To those who have read the previous volumes in this “Rover Boys Series” of books, the lads we have just met will need no special introduction. For the benefit of my new readers, however, let me state that the Rover boys were three in number, Dick being the oldest, fun-loving Tom coming next, and Sam being about a year younger still. When at home they lived with their father, Anderson Rover, and their Uncle Randolph and Aunt Martha on a beautiful farm called Valley Brook, in New York State.
Years before, and while their father was in Africa, the three boys had been sent by their uncle to Putnam Hall Military Academy, as related in detail in the first volume of this series, called “The Rover Boys at School.” At the Hall they had made a number of friends, including Songbird Powell and the dudish student, William Philander Tubbs. They had also made some enemies, who did their best to bring the Rover boys to grief, but without success.
A term at school had been followed by a short cruise on the ocean, and then a trip to the jungles of Africa, whither the lads went to find their father, who had disappeared. Then, during vacation, the boys took a trip West, and then another trip on the Great Lakes. After that they went in the mountains, and then came back to Putnam Hall, to go into camp with their fellow cadets.

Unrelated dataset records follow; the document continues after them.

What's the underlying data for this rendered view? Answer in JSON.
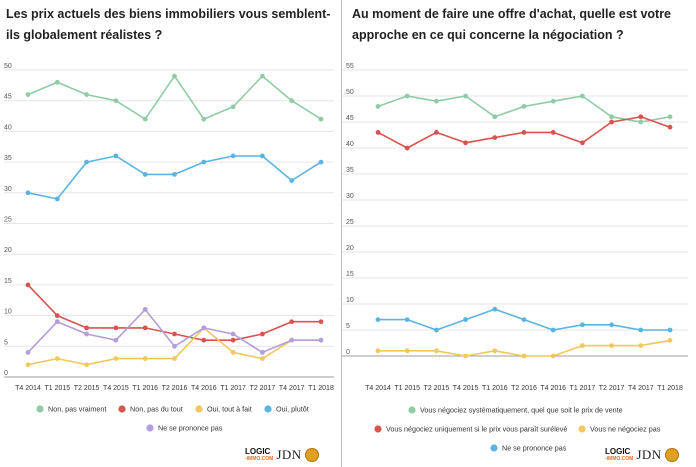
{
  "left_title": "Les prix actuels des biens immobiliers vous semblent-ils globalement réalistes ?",
  "right_title": "Au moment de faire une offre d'achat, quelle est votre approche en ce qui concerne la négociation ?",
  "footer": {
    "logo_logic": "LOGIC",
    "logo_immo": "-IMMO.COM",
    "logo_jdn": "JDN"
  },
  "chart_data": [
    {
      "type": "line",
      "title": "Les prix actuels des biens immobiliers vous semblent-ils globalement réalistes ?",
      "x": [
        "T4 2014",
        "T1 2015",
        "T2 2015",
        "T4 2015",
        "T1 2016",
        "T2 2016",
        "T4 2016",
        "T1 2017",
        "T2 2017",
        "T4 2017",
        "T1 2018"
      ],
      "ylim": [
        0,
        50
      ],
      "yticks": [
        0,
        5,
        10,
        15,
        20,
        25,
        30,
        35,
        40,
        45,
        50
      ],
      "grid": true,
      "legend": "bottom",
      "series": [
        {
          "name": "Non, pas vraiment",
          "color": "#8fcca6",
          "values": [
            46,
            48,
            46,
            45,
            42,
            49,
            42,
            44,
            49,
            45,
            42
          ]
        },
        {
          "name": "Non, pas du tout",
          "color": "#d9534f",
          "values": [
            15,
            10,
            8,
            8,
            8,
            7,
            6,
            6,
            7,
            9,
            9
          ]
        },
        {
          "name": "Oui, tout à fait",
          "color": "#f2c75c",
          "values": [
            2,
            3,
            2,
            3,
            3,
            3,
            8,
            4,
            3,
            6,
            6
          ]
        },
        {
          "name": "Oui, plutôt",
          "color": "#5bb4e0",
          "values": [
            30,
            29,
            35,
            36,
            33,
            33,
            35,
            36,
            36,
            32,
            35
          ]
        },
        {
          "name": "Ne se prononce pas",
          "color": "#b39ddb",
          "values": [
            4,
            9,
            7,
            6,
            11,
            5,
            8,
            7,
            4,
            6,
            6
          ]
        }
      ]
    },
    {
      "type": "line",
      "title": "Au moment de faire une offre d'achat, quelle est votre approche en ce qui concerne la négociation ?",
      "x": [
        "T4 2014",
        "T1 2015",
        "T2 2015",
        "T4 2015",
        "T1 2016",
        "T2 2016",
        "T4 2016",
        "T1 2017",
        "T2 2017",
        "T4 2017",
        "T1 2018"
      ],
      "ylim": [
        0,
        55
      ],
      "yticks": [
        0,
        5,
        10,
        15,
        20,
        25,
        30,
        35,
        40,
        45,
        50,
        55
      ],
      "grid": true,
      "legend": "bottom",
      "series": [
        {
          "name": "Vous négociez systématiquement, quel que soit le prix de vente",
          "color": "#8fcca6",
          "values": [
            48,
            50,
            49,
            50,
            46,
            48,
            49,
            50,
            46,
            45,
            46
          ]
        },
        {
          "name": "Vous négociez uniquement si le prix vous paraît surélevé",
          "color": "#d9534f",
          "values": [
            43,
            40,
            43,
            41,
            42,
            43,
            43,
            41,
            45,
            46,
            44
          ]
        },
        {
          "name": "Vous ne négociez pas",
          "color": "#f2c75c",
          "values": [
            1,
            1,
            1,
            0,
            1,
            0,
            0,
            2,
            2,
            2,
            3
          ]
        },
        {
          "name": "Ne se prononce pas",
          "color": "#5bb4e0",
          "values": [
            7,
            7,
            5,
            7,
            9,
            7,
            5,
            6,
            6,
            5,
            5
          ]
        }
      ]
    }
  ]
}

This term at Putnam Hall was followed by a long journey on land and sea, to a far-away island of the Pacific, where the boys and their friends had to play “Robinson Crusoe” for a while. Then they returned to this country, and, in a houseboat, sailed down the Ohio and the Mississippi Rivers. After leaving the Mississippi they took an outing on the plains, and then went down into southern waters, where, in the Gulf of Mexico, they solved the mystery of a deserted steam yacht.
“And now for home and a big rest!” said Dick, and they went back to the farm. But here something very unusual occurred, and the boys had as lively a time as ever.

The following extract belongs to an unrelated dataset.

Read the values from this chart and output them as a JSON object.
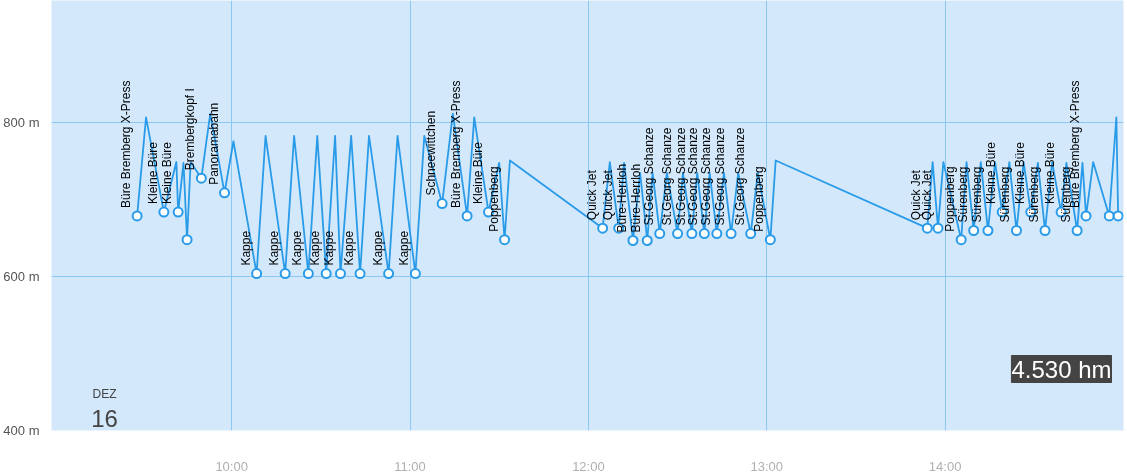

While at school the three Rover boys had become well acquainted with three girls, Dora Stanhope and her cousins, the two Laning sisters, Nellie and Grace. Dora was the only daughter of Mrs. Stanhope, a widow, and soon she and Dick became the warmest of friends, while Tom was quite taken by Nellie, and Sam often “paired off” with Grace.
In those days Josiah Crabtree had been an instructor at Putnam Hall. He was very dictatorial, and none of the cadets liked him, and the Rovers liked him still less when they learned that he was trying to practically hypnotize Mrs. Stanhope into marrying him, so that he could get control of the fortune which the widow was holding in trust for Dora. They foiled the teacher’s efforts to wed the lady, and in the end Josiah Crabtree had to leave Putnam Hall. Later still he was arrested for some of his misdeeds and given a short sentence in jail.
The Stanhope fortune, as a part of the money coming to the Stanhopes and the Lanings was called, had come to Mr. Stanhope in a peculiar way, and some outsiders claimed the treasure, which, at that time, was secreted in a spot among the West Indies called Treasure Isle. There was a lively chase to get there first, but the Rovers won out, and because of this their enemies were more bitter than ever.